On Real Clear Politics, Stuart Rothenberg discusses the partisan interpretations of the recent NPR poll.
Nobody is under oath, so I suppose that it’s too much to expect “the truth, the whole truth and nothing but the truth,” especially when it comes to press releases, headlines and even reputable pollsters.
But I was disappointed to see how some of the results of a March Public Opinion Strategies/Greenberg Quinlan Rosner Research poll of likely voters for National Public Radio were presented.
Yes, the two firms have very different partisan bents, but they collaborated on a national survey for NPR, a nonpartisan organization, so it’s reasonable to expect a certain level of analytical neutrality from both.
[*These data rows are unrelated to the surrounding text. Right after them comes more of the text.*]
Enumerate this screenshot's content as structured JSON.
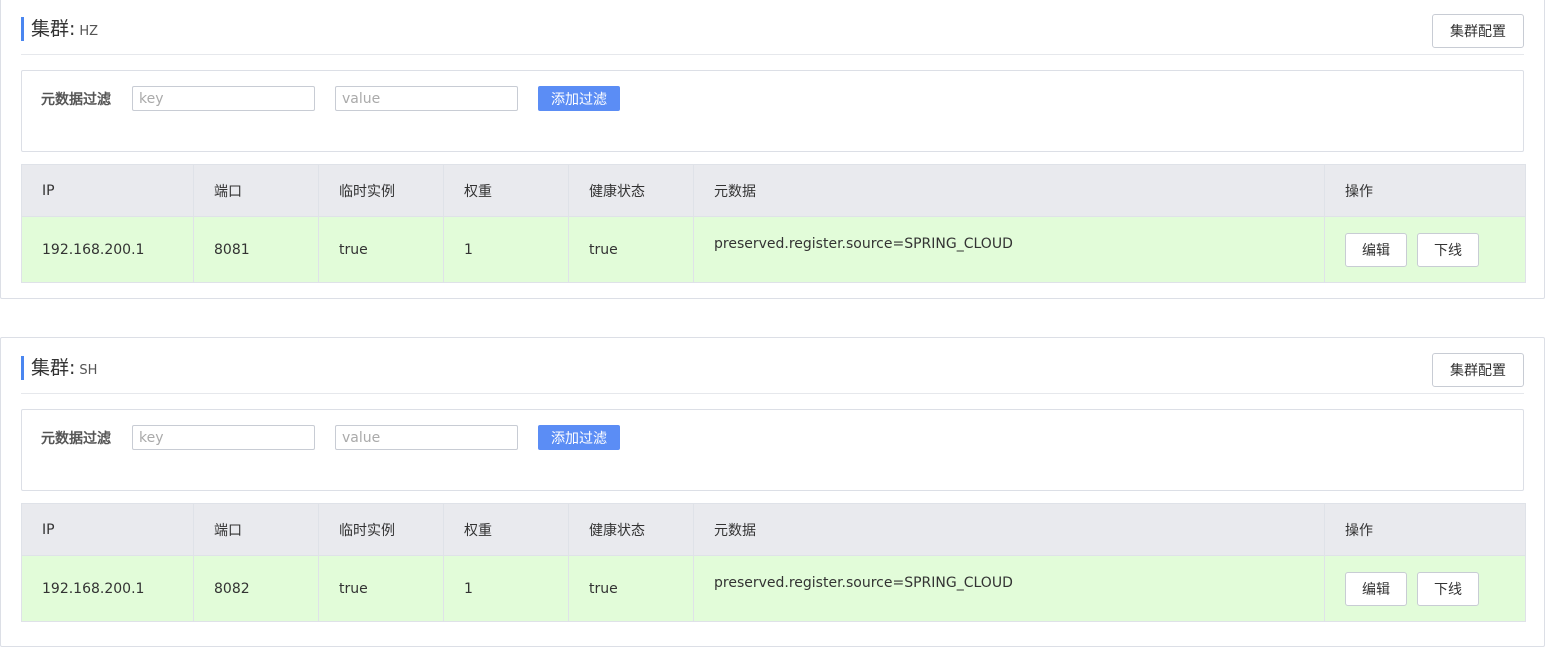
{
  "clusters": [
    {
      "label": "集群:",
      "name": "HZ",
      "config_button": "集群配置",
      "filter": {
        "label": "元数据过滤",
        "key_placeholder": "key",
        "value_placeholder": "value",
        "key_value": "",
        "value_value": "",
        "add_button": "添加过滤"
      },
      "columns": [
        "IP",
        "端口",
        "临时实例",
        "权重",
        "健康状态",
        "元数据",
        "操作"
      ],
      "rows": [
        {
          "ip": "192.168.200.1",
          "port": "8081",
          "ephemeral": "true",
          "weight": "1",
          "healthy": "true",
          "metadata": "preserved.register.source=SPRING_CLOUD",
          "edit_button": "编辑",
          "offline_button": "下线"
        }
      ]
    },
    {
      "label": "集群:",
      "name": "SH",
      "config_button": "集群配置",
      "filter": {
        "label": "元数据过滤",
        "key_placeholder": "key",
        "value_placeholder": "value",
        "key_value": "",
        "value_value": "",
        "add_button": "添加过滤"
      },
      "columns": [
        "IP",
        "端口",
        "临时实例",
        "权重",
        "健康状态",
        "元数据",
        "操作"
      ],
      "rows": [
        {
          "ip": "192.168.200.1",
          "port": "8082",
          "ephemeral": "true",
          "weight": "1",
          "healthy": "true",
          "metadata": "preserved.register.source=SPRING_CLOUD",
          "edit_button": "编辑",
          "offline_button": "下线"
        }
      ]
    }
  ],
  "colors": {
    "accent": "#4a86f0",
    "primary_button": "#5b8df5",
    "header_bg": "#e9eaee",
    "row_bg": "#e2fcd9"
  }
}
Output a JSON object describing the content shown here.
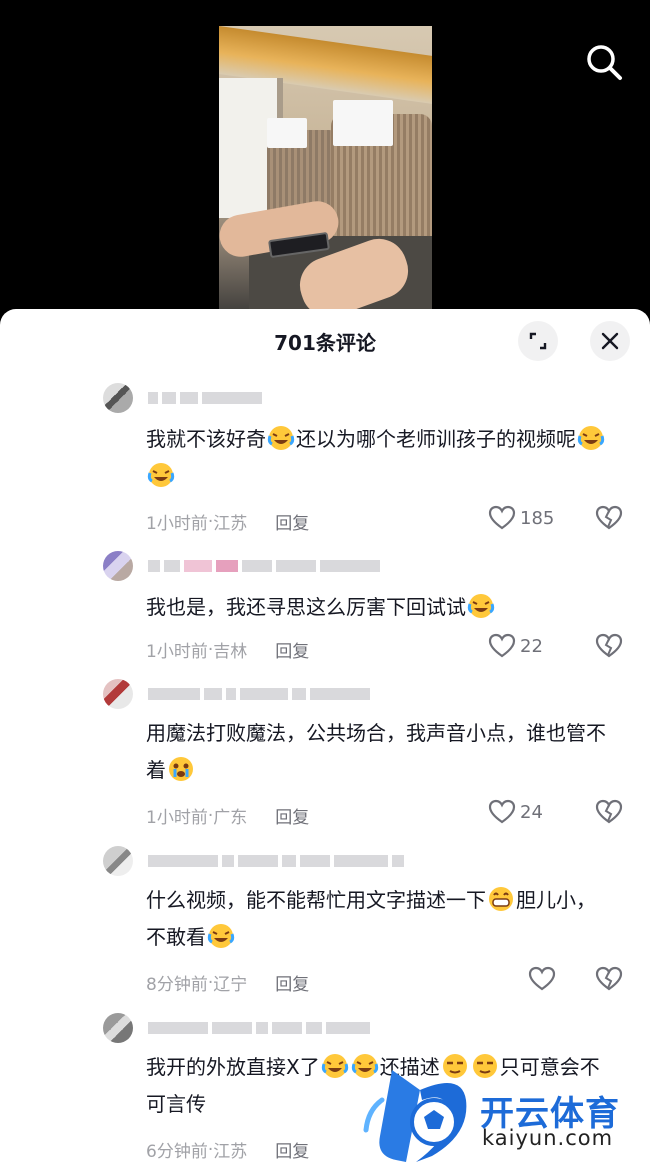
{
  "header": {
    "title": "701条评论"
  },
  "comments": [
    {
      "text": "我就不该好奇",
      "text_after": "还以为哪个老师训孩子的视频呢",
      "time": "1小时前",
      "location": "江苏",
      "reply": "回复",
      "likes": "185"
    },
    {
      "text": "我也是，我还寻思这么厉害下回试试",
      "time": "1小时前",
      "location": "吉林",
      "reply": "回复",
      "likes": "22"
    },
    {
      "text": "用魔法打败魔法，公共场合，我声音小点，谁也管不着",
      "time": "1小时前",
      "location": "广东",
      "reply": "回复",
      "likes": "24"
    },
    {
      "text": "什么视频，能不能帮忙用文字描述一下",
      "text_after": "胆儿小，不敢看",
      "time": "8分钟前",
      "location": "辽宁",
      "reply": "回复",
      "likes": ""
    },
    {
      "text": "我开的外放直接X了",
      "text_mid": "还描述",
      "text_after": "只可意会不可言传",
      "time": "6分钟前",
      "location": "江苏",
      "reply": "回复",
      "likes": ""
    }
  ],
  "meta_separator": " · ",
  "watermark": {
    "text": "开云体育",
    "url": "kaiyun.com"
  },
  "icons": {
    "search": "search-icon",
    "expand": "expand-icon",
    "close": "close-icon",
    "like": "heart-icon",
    "dislike": "broken-heart-icon",
    "emoji_laugh": "laugh-cry-emoji",
    "emoji_grin": "grin-emoji",
    "emoji_cry": "crying-emoji",
    "emoji_smirk": "smirk-emoji"
  },
  "colors": {
    "sheet": "#ffffff",
    "text": "#161823",
    "meta": "#a1a2a7",
    "brand": "#1d6bd8"
  }
}
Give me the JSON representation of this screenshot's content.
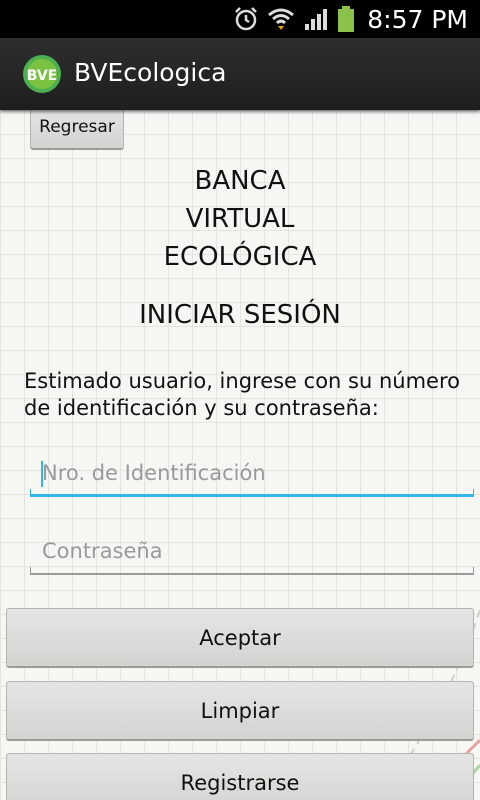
{
  "status_bar": {
    "time": "8:57 PM",
    "icons": [
      "alarm-icon",
      "wifi-icon",
      "signal-icon",
      "battery-icon"
    ],
    "battery_color": "#8bc34a"
  },
  "action_bar": {
    "title": "BVEcologica",
    "logo_text": "BVE",
    "logo_color": "#4caf50"
  },
  "content": {
    "back_button": "Regresar",
    "bank_title": [
      "BANCA",
      "VIRTUAL",
      "ECOLÓGICA"
    ],
    "login_title": "INICIAR SESIÓN",
    "instructions": "Estimado usuario, ingrese con su número de identificación y su contraseña:",
    "id_field": {
      "placeholder": "Nro. de Identificación",
      "focused": true
    },
    "password_field": {
      "placeholder": "Contraseña"
    },
    "accept_button": "Aceptar",
    "clear_button": "Limpiar",
    "register_button": "Registrarse"
  },
  "colors": {
    "focus_accent": "#33b5e5",
    "background": "#f6f6f3"
  }
}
But if you only read about the NPR poll on the Greenberg Quinlan Rosner Web site, you would have a seriously distorted view of the results of the survey.
In the new National Public Radio poll conducted by the Democratic polling company Greenberg Quinlan Rosner Research and its Republican counterpart, Public Opinion Strategies, 42 percent of the 800 likely voters surveyed March 10 to 14 said that if the next congressional election were held today they would vote for the Republican candidate; an identical percentage of respondents said they would vote for the Democratic one. For several years, Democrats held a substantial lead on this question.
This could be what is often called an “outlier” poll. If so, it’s nothing for the White House and Democrats to worry about. However, that there would be such numbers so early in the president’s term should be a warning sign. Independents — unlike hard-core ideologues of either party — tend to be less concerned by cultural issues and more by bread-and-butter economic ones.